The applause began again, and then it was time for tea. A queue formed in front of the dais of those who wanted a little one-on-one time with Dale. He would give them all the time they wanted, understanding that every individual connection was one more vote for him in the Mayoral election. His campaign manager was right – it was all about 'high touch.'
As his team organized the line, Dale accepted a china cup of tea from a frail old woman. Her liver-spotted hands shook as she handed it to him. Her eyes were rheumy and her skin sagging around a face that had witnessed the cultural change of the city since the Second World War.
"It's good that you're here, love," she said. "None of those other politicians understand that we have to reclaim what belongs to us before it's too late. It's time to stamp out the cockroaches and you're the man to do it." She patted Dale's shoulder and shuffled away, leaving him to ruminate on the surprising nature of some of the members.

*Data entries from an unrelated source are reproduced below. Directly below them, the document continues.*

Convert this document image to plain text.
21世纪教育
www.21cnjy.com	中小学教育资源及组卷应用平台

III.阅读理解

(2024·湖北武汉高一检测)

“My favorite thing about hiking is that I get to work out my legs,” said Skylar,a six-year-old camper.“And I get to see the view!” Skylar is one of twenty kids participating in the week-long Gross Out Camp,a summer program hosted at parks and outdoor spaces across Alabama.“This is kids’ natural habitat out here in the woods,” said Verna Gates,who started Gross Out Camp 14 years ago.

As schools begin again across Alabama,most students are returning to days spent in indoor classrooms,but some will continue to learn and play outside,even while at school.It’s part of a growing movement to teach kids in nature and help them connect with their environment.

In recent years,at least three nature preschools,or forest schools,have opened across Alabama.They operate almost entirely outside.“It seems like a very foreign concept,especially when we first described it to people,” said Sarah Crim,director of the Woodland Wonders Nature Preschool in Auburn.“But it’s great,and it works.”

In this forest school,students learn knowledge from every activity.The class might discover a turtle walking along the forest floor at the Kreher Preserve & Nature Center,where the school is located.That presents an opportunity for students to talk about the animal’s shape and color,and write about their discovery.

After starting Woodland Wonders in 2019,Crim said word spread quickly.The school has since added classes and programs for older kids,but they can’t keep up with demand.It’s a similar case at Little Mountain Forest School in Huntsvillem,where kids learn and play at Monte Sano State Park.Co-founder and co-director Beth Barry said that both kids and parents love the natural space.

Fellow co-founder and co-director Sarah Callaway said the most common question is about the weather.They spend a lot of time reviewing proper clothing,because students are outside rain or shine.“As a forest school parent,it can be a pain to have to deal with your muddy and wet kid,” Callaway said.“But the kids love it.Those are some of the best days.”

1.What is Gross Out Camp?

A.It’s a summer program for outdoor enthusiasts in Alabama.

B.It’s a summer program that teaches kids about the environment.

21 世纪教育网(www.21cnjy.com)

The Society for the Suppression of Vice had been started in the nineteenth century to promote public morality, a successor to the Society for the Reformation of Manners. Dale liked the overtones of the word reformation, but manners were something few cared about and didn't quite have the dramatic ring to it. But who could object to the suppression of vice, a word that conjured all the nasty, dirty things that went on under cover of darkness. Surely no one could openly support those making money from vice – the prostitutes, the drug pushers, the criminals. Who would stand for them? Of course, Dale thought, as he took another sip of his tea, such obvious vice was merely the thin end of the wedge. He wouldn't rest until the city was clean in all senses of the word.